Everything about this show has been thought about – the soundtrack is absolutely banging – and although it’s about a struggle which happened thirty years ago, it’s still relevant now. 100,000 people in the UK are estimated to have undiagnosed HIV, and know nothing about it. This could be TMI, and I apologise if it is, but as soon as I finished the final episode I ordered an STI test – I’ve never done one before, and I have no symptoms of anything, but I know I need to be more responsible once I can live life fully once again. And it’s a testament to how incredible It’s A Sin really is. It didn’t need to tell me to get a test, it doesn’t tell you to be responsible. But through everything that is within this four hour masterpiece, you just know what to do.

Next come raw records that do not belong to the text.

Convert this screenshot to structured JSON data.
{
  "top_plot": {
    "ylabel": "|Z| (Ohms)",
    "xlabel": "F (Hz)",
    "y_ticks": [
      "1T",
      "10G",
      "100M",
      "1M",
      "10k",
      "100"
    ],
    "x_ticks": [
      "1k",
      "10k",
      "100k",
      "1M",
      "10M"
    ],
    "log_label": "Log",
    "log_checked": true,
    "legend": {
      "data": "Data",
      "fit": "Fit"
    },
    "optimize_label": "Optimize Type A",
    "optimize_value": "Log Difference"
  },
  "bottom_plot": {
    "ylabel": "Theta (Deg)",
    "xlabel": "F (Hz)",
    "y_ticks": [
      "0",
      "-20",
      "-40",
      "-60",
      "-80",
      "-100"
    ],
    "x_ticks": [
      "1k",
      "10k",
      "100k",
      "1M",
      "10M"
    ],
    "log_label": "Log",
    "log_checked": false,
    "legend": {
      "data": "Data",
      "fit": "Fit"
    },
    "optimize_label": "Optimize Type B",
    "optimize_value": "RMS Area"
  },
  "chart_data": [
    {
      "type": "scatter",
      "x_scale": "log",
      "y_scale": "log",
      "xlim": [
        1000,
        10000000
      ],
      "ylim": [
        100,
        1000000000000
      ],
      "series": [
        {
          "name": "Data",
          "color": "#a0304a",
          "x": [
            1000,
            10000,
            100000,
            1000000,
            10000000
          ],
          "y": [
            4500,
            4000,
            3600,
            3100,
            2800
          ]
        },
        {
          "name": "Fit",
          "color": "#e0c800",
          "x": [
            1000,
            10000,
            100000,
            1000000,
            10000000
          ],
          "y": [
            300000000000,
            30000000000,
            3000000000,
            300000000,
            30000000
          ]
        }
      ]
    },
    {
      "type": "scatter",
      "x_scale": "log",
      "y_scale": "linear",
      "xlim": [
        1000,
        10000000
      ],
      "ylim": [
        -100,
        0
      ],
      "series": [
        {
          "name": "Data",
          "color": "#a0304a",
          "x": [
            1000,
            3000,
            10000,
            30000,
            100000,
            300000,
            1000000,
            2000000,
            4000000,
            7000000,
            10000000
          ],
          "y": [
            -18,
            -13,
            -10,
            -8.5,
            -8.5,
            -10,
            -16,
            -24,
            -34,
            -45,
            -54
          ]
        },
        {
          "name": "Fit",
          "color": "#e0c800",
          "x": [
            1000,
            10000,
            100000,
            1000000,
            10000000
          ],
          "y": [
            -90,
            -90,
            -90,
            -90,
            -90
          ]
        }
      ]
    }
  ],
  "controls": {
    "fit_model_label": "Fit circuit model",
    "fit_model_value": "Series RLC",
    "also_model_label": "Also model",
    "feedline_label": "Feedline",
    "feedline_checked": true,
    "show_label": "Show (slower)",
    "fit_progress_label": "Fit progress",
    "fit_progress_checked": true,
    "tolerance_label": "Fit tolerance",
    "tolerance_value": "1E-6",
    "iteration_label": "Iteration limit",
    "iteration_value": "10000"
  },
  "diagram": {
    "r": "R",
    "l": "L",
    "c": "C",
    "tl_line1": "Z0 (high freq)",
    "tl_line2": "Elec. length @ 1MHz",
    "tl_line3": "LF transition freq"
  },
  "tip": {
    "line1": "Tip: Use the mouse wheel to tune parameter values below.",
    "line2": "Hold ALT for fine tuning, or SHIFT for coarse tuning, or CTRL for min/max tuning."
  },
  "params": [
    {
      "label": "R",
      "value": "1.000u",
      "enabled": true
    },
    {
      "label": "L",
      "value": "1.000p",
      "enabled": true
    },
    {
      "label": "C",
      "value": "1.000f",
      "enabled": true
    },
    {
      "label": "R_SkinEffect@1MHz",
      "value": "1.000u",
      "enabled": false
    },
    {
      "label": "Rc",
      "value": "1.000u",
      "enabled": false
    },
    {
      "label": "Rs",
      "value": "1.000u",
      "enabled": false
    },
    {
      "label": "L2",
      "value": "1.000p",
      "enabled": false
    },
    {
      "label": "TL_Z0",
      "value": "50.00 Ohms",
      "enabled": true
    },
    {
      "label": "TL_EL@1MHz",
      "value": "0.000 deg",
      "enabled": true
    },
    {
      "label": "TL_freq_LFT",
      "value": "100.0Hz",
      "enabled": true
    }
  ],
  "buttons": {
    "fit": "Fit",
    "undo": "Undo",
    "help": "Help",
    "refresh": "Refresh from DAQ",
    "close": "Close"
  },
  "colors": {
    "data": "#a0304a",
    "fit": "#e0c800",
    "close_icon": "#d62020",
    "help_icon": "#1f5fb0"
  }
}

In twenty years time, this show will be looked back at with admiration. We must never forget everyone who has died of this horrific disease, and the fight continues to find better medication, to try to find a cure. This is one of the greatest TV shows to ever be written. But one final warning – there’s quite a few sex scenes, so this might not be one to watch with your parents 😉.

‘It’s A Sin’ airs weekly on Friday nights at 9pm on Channel 4. The first episode aired on January 22nd, and all five episodes are available on All4 for free now. In the US, you’ll be getting it on HBO Max from February 18th!